However, you can also continue to import the sqlite3 library and create a connection and cursor to execute SQL commands, as you did before. The choice is up to you.

*** Part 4.1(a)  CREATE A TABLE ***

Create a table called **MyRestaurants** with the following attributes:

* RestaurantName: A VARCHAR field
* FoodType: A VARCHAR field
* DistanceFromHome: An INTEGER field representing the distance (in minutes) from your house
* LastVisitDate: A DATE field representing the date of your last visit
* Liked: A BOOLEAN field indicating whether you like the restaurant or not

*** Part 4.1(b) Insert Tuples ***

Insert at least five tuples using the SQL INSERT command, executing it five (or more) times.

* Ensure that you insert ** at least one restaurant that you liked**, **at least one restaurant that you did not like**, and **at least one restaurant where the Liked field is set to NULL**.

*** Part 4.1(c) ***

Write a SQL query to return all restaurants in your table.

*** Part 4.1(d) ***

Now experiment with a few of SQLite's output formats using the SQL query you wrote for question above:

* print the results (Part 4.1(c)) in list form, delimited by " | "

Sample output: Sushi Place | Japanese | 15 | 2024-05-01 | 1

*** Part 4.1(d) ***

Modify your SQL query such that it prints "I liked it" or "I hated it" for each restaurant you liked or not.


Note that you are not allowed to modify the table on disk. You should be able to answer this question using only a SELECT statement. A solution that creates and uses an extra table, howerver, will be accepted.

Check: https://www.sqlitetutorial.net/sqlite-case/


*** Part 4.1(e) ***

Write a SQL query to return all restaurants that you like but have not visited in the past three months.

*** Part 4.2(a) ***

** Next we will focus on INNER JOIN **

Let's add a second table called **"RestaurantReviews"** and demonstrate how to perform an inner join between MyRestaurants and RestaurantReviews.
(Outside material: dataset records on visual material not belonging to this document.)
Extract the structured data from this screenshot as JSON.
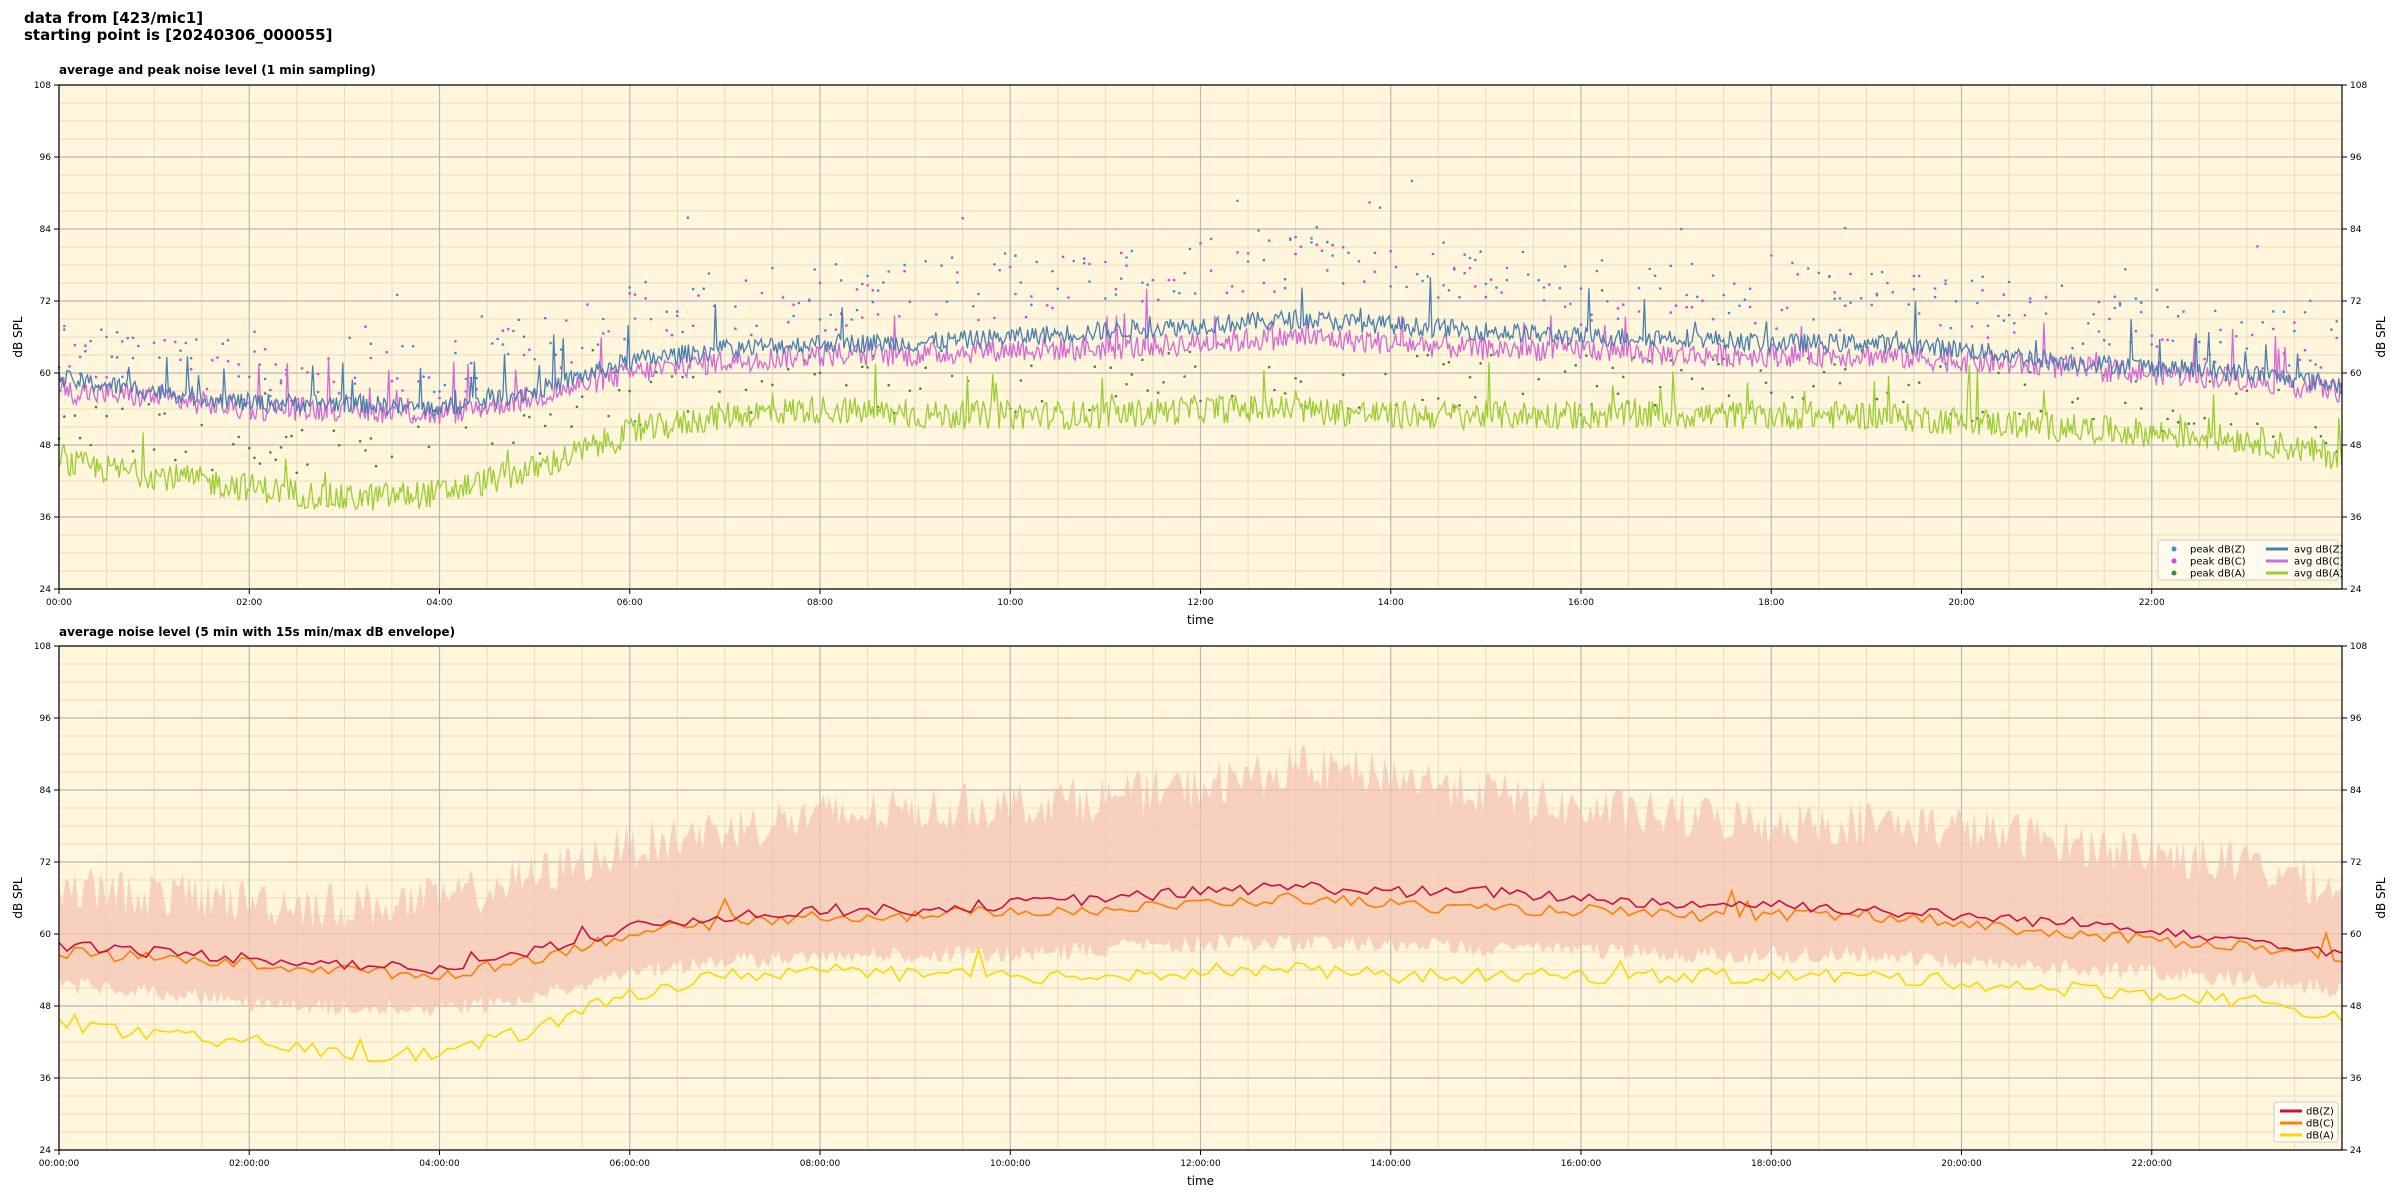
{
  "header": {
    "line1": "data from [423/mic1]",
    "line2": "starting point is [20240306_000055]"
  },
  "colors": {
    "plot_bg": "#fff6dc",
    "grid_major": "#b8b8b8",
    "grid_minor": "#e6dcc0",
    "peak_z": "#3a8fd8",
    "peak_c": "#e23be2",
    "peak_a": "#3c8a3c",
    "avg_z": "#4a7fb0",
    "avg_c": "#d468d4",
    "avg_a": "#9acd32",
    "db_z": "#cc1040",
    "db_c": "#ff8000",
    "db_a": "#ffd700",
    "envelope": "#f4c2b0"
  },
  "chart_data": [
    {
      "type": "line",
      "title": "average and peak noise level (1 min sampling)",
      "xlabel": "time",
      "ylabel": "dB SPL",
      "x_ticks": [
        "00:00",
        "02:00",
        "04:00",
        "06:00",
        "08:00",
        "10:00",
        "12:00",
        "14:00",
        "16:00",
        "18:00",
        "20:00",
        "22:00"
      ],
      "y_ticks": [
        "24",
        "36",
        "48",
        "60",
        "72",
        "84",
        "96",
        "108"
      ],
      "ylim": [
        24,
        108
      ],
      "xlim_hours": [
        0,
        24
      ],
      "grid": true,
      "legend_placement": "lower-right",
      "legend": [
        "peak dB(Z)",
        "peak dB(C)",
        "peak dB(A)",
        "avg dB(Z)",
        "avg dB(C)",
        "avg dB(A)"
      ],
      "x_hours": [
        0,
        1,
        2,
        3,
        4,
        5,
        6,
        7,
        8,
        9,
        10,
        11,
        12,
        13,
        14,
        15,
        16,
        17,
        18,
        19,
        20,
        21,
        22,
        23,
        24
      ],
      "series": [
        {
          "name": "avg dB(Z)",
          "values": [
            59,
            57,
            55,
            55,
            54,
            57,
            62,
            64,
            65,
            65,
            66,
            67,
            68,
            69,
            68,
            67,
            66,
            66,
            65,
            65,
            64,
            62,
            61,
            60,
            58
          ]
        },
        {
          "name": "avg dB(C)",
          "values": [
            57,
            56,
            54,
            54,
            53,
            56,
            60,
            62,
            63,
            63,
            64,
            64,
            65,
            66,
            65,
            64,
            64,
            63,
            63,
            63,
            62,
            61,
            60,
            59,
            57
          ]
        },
        {
          "name": "avg dB(A)",
          "values": [
            45,
            43,
            41,
            39,
            40,
            44,
            50,
            53,
            54,
            53,
            53,
            53,
            54,
            54,
            53,
            53,
            53,
            53,
            53,
            53,
            52,
            51,
            50,
            49,
            46
          ]
        },
        {
          "name": "peak dB(Z)",
          "values": [
            63,
            62,
            61,
            61,
            61,
            66,
            70,
            72,
            73,
            74,
            75,
            76,
            78,
            80,
            79,
            76,
            74,
            74,
            73,
            73,
            72,
            70,
            69,
            68,
            64
          ]
        },
        {
          "name": "peak dB(C)",
          "values": [
            62,
            61,
            60,
            59,
            60,
            64,
            69,
            71,
            72,
            73,
            74,
            75,
            77,
            79,
            78,
            75,
            73,
            73,
            72,
            72,
            71,
            69,
            68,
            66,
            63
          ]
        },
        {
          "name": "peak dB(A)",
          "values": [
            51,
            50,
            48,
            47,
            48,
            51,
            56,
            57,
            58,
            58,
            58,
            58,
            59,
            59,
            59,
            58,
            58,
            58,
            58,
            58,
            57,
            56,
            55,
            54,
            51
          ]
        }
      ]
    },
    {
      "type": "line",
      "title": "average noise level (5 min with 15s min/max dB envelope)",
      "xlabel": "time",
      "ylabel": "dB SPL",
      "x_ticks": [
        "00:00:00",
        "02:00:00",
        "04:00:00",
        "06:00:00",
        "08:00:00",
        "10:00:00",
        "12:00:00",
        "14:00:00",
        "16:00:00",
        "18:00:00",
        "20:00:00",
        "22:00:00"
      ],
      "y_ticks": [
        "24",
        "36",
        "48",
        "60",
        "72",
        "84",
        "96",
        "108"
      ],
      "ylim": [
        24,
        108
      ],
      "xlim_hours": [
        0,
        24
      ],
      "grid": true,
      "legend_placement": "lower-right",
      "legend": [
        "dB(Z)",
        "dB(C)",
        "dB(A)"
      ],
      "x_hours": [
        0,
        1,
        2,
        3,
        4,
        5,
        6,
        7,
        8,
        9,
        10,
        11,
        12,
        13,
        14,
        15,
        16,
        17,
        18,
        19,
        20,
        21,
        22,
        23,
        24
      ],
      "series": [
        {
          "name": "dB(Z)",
          "values": [
            58,
            57,
            56,
            55,
            54,
            57,
            61,
            63,
            64,
            64,
            65,
            66,
            67,
            68,
            67,
            67,
            66,
            65,
            65,
            64,
            63,
            62,
            61,
            59,
            57
          ]
        },
        {
          "name": "dB(C)",
          "values": [
            57,
            56,
            55,
            54,
            53,
            56,
            60,
            62,
            63,
            63,
            64,
            64,
            65,
            66,
            65,
            64,
            64,
            63,
            63,
            63,
            62,
            60,
            59,
            58,
            56
          ]
        },
        {
          "name": "dB(A)",
          "values": [
            45,
            43,
            42,
            40,
            40,
            44,
            50,
            53,
            54,
            53,
            53,
            53,
            54,
            54,
            53,
            53,
            53,
            53,
            53,
            53,
            52,
            51,
            50,
            49,
            46
          ]
        },
        {
          "name": "envelope max",
          "values": [
            66,
            65,
            64,
            63,
            64,
            68,
            73,
            76,
            78,
            79,
            80,
            81,
            83,
            86,
            85,
            82,
            79,
            78,
            77,
            77,
            76,
            74,
            72,
            70,
            66
          ]
        },
        {
          "name": "envelope min",
          "values": [
            53,
            52,
            50,
            49,
            49,
            51,
            55,
            57,
            58,
            58,
            58,
            59,
            60,
            60,
            60,
            59,
            59,
            58,
            58,
            58,
            57,
            56,
            55,
            54,
            52
          ]
        }
      ]
    }
  ]
}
Create the RestaurantReviews Table
First, we'll create the RestaurantReviews table with the following attributes:

* RestaurantName (to match the Name in MyRestaurants)
* ReviewText (text of the review)
* Rating (integer rating)

*** Part 4.2(b) ***

Insert Data into RestaurantReviews
Insert some sample data (at least 5) into this table:


*** Part 4.2(c) Inner Join Query ***
Now perform an inner join between MyRestaurants and RestaurantReviews based on the restaurant name to combine the information from both tables and show the results.

## THE END OF HW 1 ##